As is known, a CT scanning system uses ionizing radiation (X-rays) to generate images of tissues, organs, and other structures within a body. The X-ray data resulting from a CT scan may be converted into images on a computer display screen. For example, the CT scan provides a collection of data used to create a three dimensional (3D) volume corresponding to the scanned portion of a patient's body. The 3D volume is then sliced to create images of body tissue at small intervals along an axis of the patient's body. Such slices may include both lateral and transverse slices (as well as other slices) depending on the tissues or structures being imaged.
The use of CT scans and ionizing radiation for medical imaging has grown exponentially over the past decade. And modern techniques such as CT scanning provide much more detailed and valuable diagnostic information than conventional X-ray imaging. Concurrently however, patients are being exposed to substantially larger doses of radiation. For example, a typical chest CT will expose a patient to anywhere between 100-250 times the dose of a conventional chest X-Ray depending on the voltage and current of the CT scanning system, the protocol followed to perform the procedure, and the size and shape of the patient being scanned.
Despite the increased use of CT scans (and resulting exposure to radiation) the amount of radiation a patient is exposed to during a procedure, and importantly, the cumulative dose over many procedures are not parameters are regularly tracked for a patient, and nor are these parameters readily accessible part of the patient's medical records. This occurs in part because the amount of radiation absorbed by internal organs and tissues cannot be measured in live patients directly as part of a CT exam, and results obtained from cadavers, while more accurate, do not correspond well to dose absorption in live tissues.

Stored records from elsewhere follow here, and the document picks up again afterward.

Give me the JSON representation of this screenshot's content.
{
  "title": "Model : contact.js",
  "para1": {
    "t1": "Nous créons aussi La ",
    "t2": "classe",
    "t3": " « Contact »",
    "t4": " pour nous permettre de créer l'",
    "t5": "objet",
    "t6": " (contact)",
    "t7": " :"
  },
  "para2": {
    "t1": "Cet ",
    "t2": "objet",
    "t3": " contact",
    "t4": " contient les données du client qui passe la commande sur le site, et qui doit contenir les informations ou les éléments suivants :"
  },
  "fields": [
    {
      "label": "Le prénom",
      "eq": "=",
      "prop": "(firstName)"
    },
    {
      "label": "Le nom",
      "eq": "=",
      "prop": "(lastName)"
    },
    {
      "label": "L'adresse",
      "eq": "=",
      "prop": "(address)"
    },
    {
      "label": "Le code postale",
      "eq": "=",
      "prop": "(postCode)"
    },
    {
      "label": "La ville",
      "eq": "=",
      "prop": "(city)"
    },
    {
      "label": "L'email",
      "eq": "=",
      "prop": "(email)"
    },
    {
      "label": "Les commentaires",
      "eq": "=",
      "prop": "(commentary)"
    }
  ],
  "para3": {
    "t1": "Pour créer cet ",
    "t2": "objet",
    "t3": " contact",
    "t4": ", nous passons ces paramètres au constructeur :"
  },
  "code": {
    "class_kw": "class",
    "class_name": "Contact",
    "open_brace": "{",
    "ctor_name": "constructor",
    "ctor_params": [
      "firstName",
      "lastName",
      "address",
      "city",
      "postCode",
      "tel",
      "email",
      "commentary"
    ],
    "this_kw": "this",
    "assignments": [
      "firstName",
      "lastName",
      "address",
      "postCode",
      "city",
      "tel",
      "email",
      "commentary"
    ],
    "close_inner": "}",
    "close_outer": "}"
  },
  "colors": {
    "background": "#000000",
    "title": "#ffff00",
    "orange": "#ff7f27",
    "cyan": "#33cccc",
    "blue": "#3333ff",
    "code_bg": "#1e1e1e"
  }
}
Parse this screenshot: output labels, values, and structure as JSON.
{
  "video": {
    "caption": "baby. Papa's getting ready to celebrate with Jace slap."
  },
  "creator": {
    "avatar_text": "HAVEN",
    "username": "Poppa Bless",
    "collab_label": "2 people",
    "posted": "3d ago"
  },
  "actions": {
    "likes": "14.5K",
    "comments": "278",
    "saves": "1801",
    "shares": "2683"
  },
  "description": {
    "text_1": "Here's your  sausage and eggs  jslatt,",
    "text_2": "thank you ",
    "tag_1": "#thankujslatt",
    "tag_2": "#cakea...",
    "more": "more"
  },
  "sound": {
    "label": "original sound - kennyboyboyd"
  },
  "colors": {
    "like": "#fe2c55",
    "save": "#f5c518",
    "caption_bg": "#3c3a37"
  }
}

Similarly, approaches for estimating dose used currently also provide inaccurate results. For example, one approach is to rely on a limited number of physical imaging phantoms to represent a given patient. However, the available imaging phantoms do not adequately represent the broad variation in people's size and weight in the population of individuals receiving CT scans. As a result, single point surface measurements are what is currently done in the majority of cases where dose is estimated at all. However, this leads to both poor and widely varying results, depending on where the single point dose is measured. More generally, surface measurements of radiation exposure do not provide an accurate measure of actual absorption for internal tissues, organs, and structures.